Voglio raccontarti una cosa. Ascoltami. Lui non ha colpa, è
innocente. Eppure
si tormenta in maniera orribile.
Sento i suoi spasmi farsi miei, lo sento. C’è il
rivolo che mi ustiona quando
si sposta forte nel suo corpo vivo.
Le cose sono andate così, prendi bene gli appunti.
Io non mi sentivo bene se non quando andavo a caccia, o almeno, io
credevo di
non sentirmi bene fino a che non lo facevo.
Un capone o un coniglio, tutto andava bene.
Il capobranco era il mio innamorato, il mio unico innamorato, ed era
così
giovane.
Gli ho ucciso io il padre, con una pallottola in fronte. Esattamente al
centro.
Un colpo perfetto.
Non sopportavo che tiranneggiasse il mio bosco. L’ho
ammazzato senza pensare.
Io credevo che, libere da quel sovrano, avrebbero svolto altrove la
loro vita. Che
mi avrebbero lasciata.
L’erede era ancora un cucciolo, ma tenne fede al suo
giuramento, e prese il suo
posto. Come potevo sapere che lo avrebbe fatto? Era ostinato ad andare
in
direzione contraria a quanto io avevo scritto.
Lottò. Ed io lo guardai lottare. Si ferì. Ed io
lo guardai sanguinare. Agonizzò,
ed io lo guardai risollevarsi.
Fuggivo da casa per guardare il branco. Divenne la mia ossessione. Non
avevo
mai visto qualcuno così aggrappato ai propri valori.
Era come me, non voleva che la famiglia si disperdesse. Non voleva i
frantumi
di una vita inutile. Voleva la vita.
Stavo con i cervi, all’altura, quando vidi
quell’altro. Stava camminando spavaldo,
faceva rumore.
La gelosia mi divorò dalle ossa. Aveva una sacca di iuta con
del fieno, ed era
solo, come me.
Camminava nel fango, a piedi, ma senza l’aspetto di un
escursionista.
Sembrava fuggito di casa, aveva gli occhi grigi come il cielo di
inverno.
Un uomo alto e scarmigliato, e dietro di lui si stagliava il mio cervo.
Per un
attimo vidi il palco dell’animale soprapporsi alla sua testa.

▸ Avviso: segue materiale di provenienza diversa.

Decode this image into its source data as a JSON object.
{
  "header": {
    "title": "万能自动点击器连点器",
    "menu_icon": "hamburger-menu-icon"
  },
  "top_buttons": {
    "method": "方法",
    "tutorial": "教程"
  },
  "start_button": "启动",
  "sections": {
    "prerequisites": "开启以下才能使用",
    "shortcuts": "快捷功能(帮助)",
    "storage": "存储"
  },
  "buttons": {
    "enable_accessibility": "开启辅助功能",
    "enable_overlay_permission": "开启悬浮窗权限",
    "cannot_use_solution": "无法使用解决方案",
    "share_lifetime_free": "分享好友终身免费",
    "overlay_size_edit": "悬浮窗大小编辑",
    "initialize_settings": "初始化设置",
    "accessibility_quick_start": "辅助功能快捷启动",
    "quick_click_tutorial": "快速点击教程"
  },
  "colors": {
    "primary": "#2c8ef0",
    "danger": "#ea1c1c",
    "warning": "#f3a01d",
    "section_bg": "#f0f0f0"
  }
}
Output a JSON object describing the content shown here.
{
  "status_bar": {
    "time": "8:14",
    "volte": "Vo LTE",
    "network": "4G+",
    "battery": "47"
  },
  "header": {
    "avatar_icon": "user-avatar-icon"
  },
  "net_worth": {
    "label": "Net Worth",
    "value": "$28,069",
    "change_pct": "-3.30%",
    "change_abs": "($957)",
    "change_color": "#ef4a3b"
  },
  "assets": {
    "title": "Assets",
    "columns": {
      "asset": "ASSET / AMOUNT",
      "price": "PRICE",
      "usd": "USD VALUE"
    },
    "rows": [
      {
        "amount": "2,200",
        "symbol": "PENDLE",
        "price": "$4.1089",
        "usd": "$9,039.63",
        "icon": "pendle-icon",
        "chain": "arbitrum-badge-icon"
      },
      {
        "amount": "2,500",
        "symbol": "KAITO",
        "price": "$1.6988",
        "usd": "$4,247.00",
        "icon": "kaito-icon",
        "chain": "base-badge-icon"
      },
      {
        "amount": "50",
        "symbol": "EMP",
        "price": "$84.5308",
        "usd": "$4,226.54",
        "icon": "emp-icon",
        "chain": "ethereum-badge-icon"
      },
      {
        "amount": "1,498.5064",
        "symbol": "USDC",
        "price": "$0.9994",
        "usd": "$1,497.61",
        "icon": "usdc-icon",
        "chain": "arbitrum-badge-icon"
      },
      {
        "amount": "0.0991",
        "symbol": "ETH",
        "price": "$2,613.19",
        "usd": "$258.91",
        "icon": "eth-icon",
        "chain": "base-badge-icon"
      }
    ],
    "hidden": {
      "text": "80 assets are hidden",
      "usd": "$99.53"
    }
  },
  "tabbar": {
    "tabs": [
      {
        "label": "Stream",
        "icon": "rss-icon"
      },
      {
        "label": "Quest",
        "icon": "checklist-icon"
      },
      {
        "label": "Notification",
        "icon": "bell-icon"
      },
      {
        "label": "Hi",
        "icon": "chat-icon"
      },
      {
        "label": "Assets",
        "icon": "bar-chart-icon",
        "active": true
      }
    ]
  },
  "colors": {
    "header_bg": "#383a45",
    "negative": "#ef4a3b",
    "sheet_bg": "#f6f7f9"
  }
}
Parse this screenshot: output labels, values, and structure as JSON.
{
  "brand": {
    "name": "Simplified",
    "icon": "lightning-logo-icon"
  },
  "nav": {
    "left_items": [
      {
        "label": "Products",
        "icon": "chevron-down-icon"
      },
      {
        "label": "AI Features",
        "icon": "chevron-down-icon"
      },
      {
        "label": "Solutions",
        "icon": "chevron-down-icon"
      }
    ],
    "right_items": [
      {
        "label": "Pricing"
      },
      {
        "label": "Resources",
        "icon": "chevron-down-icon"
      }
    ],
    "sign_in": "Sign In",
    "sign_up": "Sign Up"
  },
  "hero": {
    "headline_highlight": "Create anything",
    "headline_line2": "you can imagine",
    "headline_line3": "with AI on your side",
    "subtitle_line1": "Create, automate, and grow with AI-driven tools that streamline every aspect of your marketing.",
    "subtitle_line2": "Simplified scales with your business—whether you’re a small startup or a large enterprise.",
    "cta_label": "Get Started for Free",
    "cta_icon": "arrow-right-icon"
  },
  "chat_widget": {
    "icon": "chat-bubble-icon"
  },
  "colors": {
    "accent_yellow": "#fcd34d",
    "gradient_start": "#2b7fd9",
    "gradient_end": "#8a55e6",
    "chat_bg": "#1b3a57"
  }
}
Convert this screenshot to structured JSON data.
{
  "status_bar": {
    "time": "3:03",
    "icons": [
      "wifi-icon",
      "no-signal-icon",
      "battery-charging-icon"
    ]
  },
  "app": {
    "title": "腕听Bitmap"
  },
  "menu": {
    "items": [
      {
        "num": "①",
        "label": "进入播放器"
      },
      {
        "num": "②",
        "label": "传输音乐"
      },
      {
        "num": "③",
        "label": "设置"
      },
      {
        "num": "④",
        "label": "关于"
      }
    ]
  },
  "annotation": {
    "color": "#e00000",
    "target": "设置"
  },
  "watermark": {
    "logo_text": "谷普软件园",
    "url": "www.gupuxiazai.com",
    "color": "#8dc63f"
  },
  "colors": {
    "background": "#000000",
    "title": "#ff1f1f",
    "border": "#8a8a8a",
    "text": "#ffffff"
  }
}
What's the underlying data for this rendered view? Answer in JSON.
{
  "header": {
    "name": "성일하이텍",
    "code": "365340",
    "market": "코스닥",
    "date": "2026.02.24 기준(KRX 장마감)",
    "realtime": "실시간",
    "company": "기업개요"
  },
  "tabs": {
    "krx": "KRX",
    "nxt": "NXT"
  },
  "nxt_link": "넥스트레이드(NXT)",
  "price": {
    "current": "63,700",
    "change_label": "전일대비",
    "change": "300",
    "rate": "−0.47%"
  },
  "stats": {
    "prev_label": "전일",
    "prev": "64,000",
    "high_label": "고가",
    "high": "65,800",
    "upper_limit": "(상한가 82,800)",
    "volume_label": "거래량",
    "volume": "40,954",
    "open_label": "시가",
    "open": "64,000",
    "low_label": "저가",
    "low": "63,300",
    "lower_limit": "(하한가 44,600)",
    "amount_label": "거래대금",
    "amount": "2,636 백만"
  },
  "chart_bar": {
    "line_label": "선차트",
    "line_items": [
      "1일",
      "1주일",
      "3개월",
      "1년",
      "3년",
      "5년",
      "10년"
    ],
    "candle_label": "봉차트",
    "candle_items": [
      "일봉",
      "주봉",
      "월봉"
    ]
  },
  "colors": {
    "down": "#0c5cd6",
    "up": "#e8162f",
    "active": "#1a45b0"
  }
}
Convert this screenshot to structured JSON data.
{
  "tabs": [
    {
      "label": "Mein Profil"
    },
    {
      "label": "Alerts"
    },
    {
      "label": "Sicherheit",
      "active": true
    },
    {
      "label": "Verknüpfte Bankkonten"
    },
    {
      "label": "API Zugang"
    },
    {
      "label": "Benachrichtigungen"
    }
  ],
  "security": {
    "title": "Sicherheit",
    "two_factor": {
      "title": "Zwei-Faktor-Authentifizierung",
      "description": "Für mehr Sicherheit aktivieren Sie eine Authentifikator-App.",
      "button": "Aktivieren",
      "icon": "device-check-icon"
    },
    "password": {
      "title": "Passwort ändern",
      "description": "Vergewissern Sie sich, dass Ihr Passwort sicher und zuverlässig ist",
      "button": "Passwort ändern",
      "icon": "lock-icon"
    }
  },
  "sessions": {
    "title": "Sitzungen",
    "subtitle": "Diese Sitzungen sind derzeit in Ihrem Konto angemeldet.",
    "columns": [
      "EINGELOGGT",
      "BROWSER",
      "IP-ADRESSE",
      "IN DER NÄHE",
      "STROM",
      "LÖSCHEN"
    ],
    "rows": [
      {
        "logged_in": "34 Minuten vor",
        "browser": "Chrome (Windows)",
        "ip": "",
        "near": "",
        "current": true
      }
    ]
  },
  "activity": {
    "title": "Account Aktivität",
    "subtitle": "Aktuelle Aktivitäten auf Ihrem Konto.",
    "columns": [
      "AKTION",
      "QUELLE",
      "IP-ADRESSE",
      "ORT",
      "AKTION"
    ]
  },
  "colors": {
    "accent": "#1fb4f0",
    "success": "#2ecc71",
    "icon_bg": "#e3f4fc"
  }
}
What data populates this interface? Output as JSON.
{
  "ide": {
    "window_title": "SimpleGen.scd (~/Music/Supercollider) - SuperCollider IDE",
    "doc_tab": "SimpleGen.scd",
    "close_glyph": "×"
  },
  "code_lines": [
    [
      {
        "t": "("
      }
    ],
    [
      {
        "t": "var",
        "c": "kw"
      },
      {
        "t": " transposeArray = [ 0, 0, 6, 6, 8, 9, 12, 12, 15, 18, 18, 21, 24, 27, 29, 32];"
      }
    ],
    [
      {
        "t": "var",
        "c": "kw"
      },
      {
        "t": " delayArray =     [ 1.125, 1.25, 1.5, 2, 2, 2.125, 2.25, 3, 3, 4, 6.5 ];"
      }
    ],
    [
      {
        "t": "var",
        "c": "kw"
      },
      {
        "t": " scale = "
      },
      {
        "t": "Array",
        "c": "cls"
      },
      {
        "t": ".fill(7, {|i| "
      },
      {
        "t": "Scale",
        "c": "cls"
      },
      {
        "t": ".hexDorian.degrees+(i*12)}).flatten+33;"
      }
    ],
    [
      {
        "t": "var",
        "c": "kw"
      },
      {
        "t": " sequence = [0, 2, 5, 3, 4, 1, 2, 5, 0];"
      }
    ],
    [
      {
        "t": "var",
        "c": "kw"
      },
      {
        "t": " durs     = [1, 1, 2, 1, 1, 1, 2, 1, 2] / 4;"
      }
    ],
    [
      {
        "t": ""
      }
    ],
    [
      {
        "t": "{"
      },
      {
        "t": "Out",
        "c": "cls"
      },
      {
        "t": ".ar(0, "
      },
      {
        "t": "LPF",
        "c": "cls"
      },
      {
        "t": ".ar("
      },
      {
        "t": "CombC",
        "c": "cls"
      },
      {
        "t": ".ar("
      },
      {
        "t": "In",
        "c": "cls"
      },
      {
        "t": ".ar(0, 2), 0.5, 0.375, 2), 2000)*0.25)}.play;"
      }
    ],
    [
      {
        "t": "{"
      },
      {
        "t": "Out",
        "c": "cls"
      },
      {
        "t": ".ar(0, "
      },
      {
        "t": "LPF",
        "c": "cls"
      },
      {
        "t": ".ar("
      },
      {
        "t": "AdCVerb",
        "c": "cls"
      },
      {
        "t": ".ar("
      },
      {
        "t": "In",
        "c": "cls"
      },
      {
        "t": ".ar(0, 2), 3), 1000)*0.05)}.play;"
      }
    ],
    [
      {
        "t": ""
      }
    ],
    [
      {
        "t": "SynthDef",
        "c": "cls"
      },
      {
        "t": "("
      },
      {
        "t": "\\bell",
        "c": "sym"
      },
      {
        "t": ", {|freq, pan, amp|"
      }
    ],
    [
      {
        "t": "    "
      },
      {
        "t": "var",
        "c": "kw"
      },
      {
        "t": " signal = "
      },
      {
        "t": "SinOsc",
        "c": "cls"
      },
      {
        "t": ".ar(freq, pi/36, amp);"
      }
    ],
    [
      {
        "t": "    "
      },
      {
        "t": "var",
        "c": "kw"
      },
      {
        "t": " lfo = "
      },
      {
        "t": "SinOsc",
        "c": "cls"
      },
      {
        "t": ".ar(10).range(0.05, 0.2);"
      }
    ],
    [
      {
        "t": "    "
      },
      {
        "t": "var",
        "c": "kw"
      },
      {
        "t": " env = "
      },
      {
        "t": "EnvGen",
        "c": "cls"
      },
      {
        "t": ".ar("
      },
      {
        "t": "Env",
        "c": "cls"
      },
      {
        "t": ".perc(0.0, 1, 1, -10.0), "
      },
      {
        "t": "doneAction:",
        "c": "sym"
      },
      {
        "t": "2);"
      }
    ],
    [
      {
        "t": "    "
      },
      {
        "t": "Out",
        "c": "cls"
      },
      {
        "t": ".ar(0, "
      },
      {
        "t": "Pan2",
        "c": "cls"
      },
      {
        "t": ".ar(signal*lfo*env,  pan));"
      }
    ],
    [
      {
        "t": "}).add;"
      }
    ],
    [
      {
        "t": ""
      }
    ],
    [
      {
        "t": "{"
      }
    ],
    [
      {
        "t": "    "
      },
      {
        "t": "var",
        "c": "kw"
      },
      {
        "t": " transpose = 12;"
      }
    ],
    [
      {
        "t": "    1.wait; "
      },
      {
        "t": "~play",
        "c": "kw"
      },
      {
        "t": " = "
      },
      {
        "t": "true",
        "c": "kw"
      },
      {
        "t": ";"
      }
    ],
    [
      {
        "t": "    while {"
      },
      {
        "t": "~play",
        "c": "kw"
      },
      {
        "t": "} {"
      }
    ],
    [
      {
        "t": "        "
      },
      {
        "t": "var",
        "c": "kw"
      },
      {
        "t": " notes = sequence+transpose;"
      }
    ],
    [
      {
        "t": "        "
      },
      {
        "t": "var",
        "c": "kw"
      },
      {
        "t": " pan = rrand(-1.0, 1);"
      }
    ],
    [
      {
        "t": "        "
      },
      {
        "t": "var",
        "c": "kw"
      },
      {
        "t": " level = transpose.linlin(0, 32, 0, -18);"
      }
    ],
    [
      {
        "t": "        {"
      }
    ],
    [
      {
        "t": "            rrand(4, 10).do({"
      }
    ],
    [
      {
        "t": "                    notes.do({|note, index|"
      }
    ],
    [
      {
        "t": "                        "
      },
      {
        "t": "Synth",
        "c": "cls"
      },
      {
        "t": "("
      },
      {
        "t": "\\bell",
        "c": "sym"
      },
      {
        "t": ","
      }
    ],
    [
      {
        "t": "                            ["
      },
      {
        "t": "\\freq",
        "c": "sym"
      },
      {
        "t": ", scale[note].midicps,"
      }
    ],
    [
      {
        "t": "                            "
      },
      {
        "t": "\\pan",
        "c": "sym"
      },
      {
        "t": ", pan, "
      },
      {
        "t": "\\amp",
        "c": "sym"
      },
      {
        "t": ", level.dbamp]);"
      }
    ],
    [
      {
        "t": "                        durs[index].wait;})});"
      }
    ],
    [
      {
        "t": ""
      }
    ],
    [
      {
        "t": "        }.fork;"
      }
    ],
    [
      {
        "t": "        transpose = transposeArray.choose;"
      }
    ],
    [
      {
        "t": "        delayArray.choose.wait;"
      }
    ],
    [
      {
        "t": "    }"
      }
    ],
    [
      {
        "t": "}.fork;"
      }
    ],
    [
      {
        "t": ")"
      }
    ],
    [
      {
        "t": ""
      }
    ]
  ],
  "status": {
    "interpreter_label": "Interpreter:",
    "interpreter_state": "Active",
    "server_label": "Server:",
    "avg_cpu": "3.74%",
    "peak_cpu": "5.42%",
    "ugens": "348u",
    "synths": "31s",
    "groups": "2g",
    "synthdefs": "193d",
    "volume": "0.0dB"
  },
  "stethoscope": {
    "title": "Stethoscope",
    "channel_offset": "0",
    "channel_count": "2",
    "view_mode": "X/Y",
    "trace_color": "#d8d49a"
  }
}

Il mio innamorato mi tradì, ed andò
dall’uomo e dal suo fieno.
Giungere fin lì, a quella altura nel fitto, è una
ostinazione; non ci
sono sentieri, occorre conoscere la
strada, averla incisa nella pelle.
Il desiderio delle braccia di quell’uomo, il suo sorriso, i
nodi nei suoi
capelli. Mi attraversarono come il lampo che arriva sempre prima del
tuono.
L’ho capito subito, ma non glielo ho detto mai. Lo volevo
perché era tanto triste.
Lo volevo perché in lui c’ero io.
Ma anche perché c’era qualcosa che non sarebbe mai
stata me. Non era mio, non
lo sarebbe mai stato.
La condensa di accalcava intorno alle nostre labbra, densa, quando non
avevamo
ancora inventato le parole.
C’era soltanto il mormorio del bosco ed io lo guardavo e non
comprendevo. Forse
già lo amavo.
Quando si muore il corpo si raffredda piano. Dicono che per prima si
perde quella
che chiamano presenza al mondo (meno di sessanta secondi, nel caso di
un colpo
al cuore), poi se ne va la sensibilità (bugia, io sento le
mani che mi scavano
dentro al corpo, le sento premere sullo sterno e la gabbia di ossa,
aprendola come
un libro desideroso solo
di esser
letto), poi dicono che cessi il circolo (però sono arrossita
al tocco del mio
primo bacio), e che cessi il respiro (ma sento il fumo di un ultimo
tiro infisso
nella gola).
Ci si raffredda piano. Si aspetta che il corpo diventi rigido. Che si
arrossi e
si macchi e si disintegri alla fine.
Li chiamano fenomeni cadaverici, qui. Ma è soltanto un
discorso sospeso.
Sai, quando mi hanno trovata nel mio bosco, ero distesa ed ero bella.
Ero bella
per la prima volta. Bella come sono sempre state Harmony e Dawn Hobbs,
le più
belle ragazze della scuola. Quelle che tu desideravi.
E’ stato lui a rendermi bella, a comporre il mio corpo come
se stessi soltanto
dormendo.
Non devo ferirlo così tanto, arrecargli così
tanto dolore. Ma non riesco a
smettere.
Nel gelo, il mio corpo era perfetto, ancora libero dalla cucitura a Y
che
adesso lo rovina.
Quando mi hanno trovata era ancora tiepido.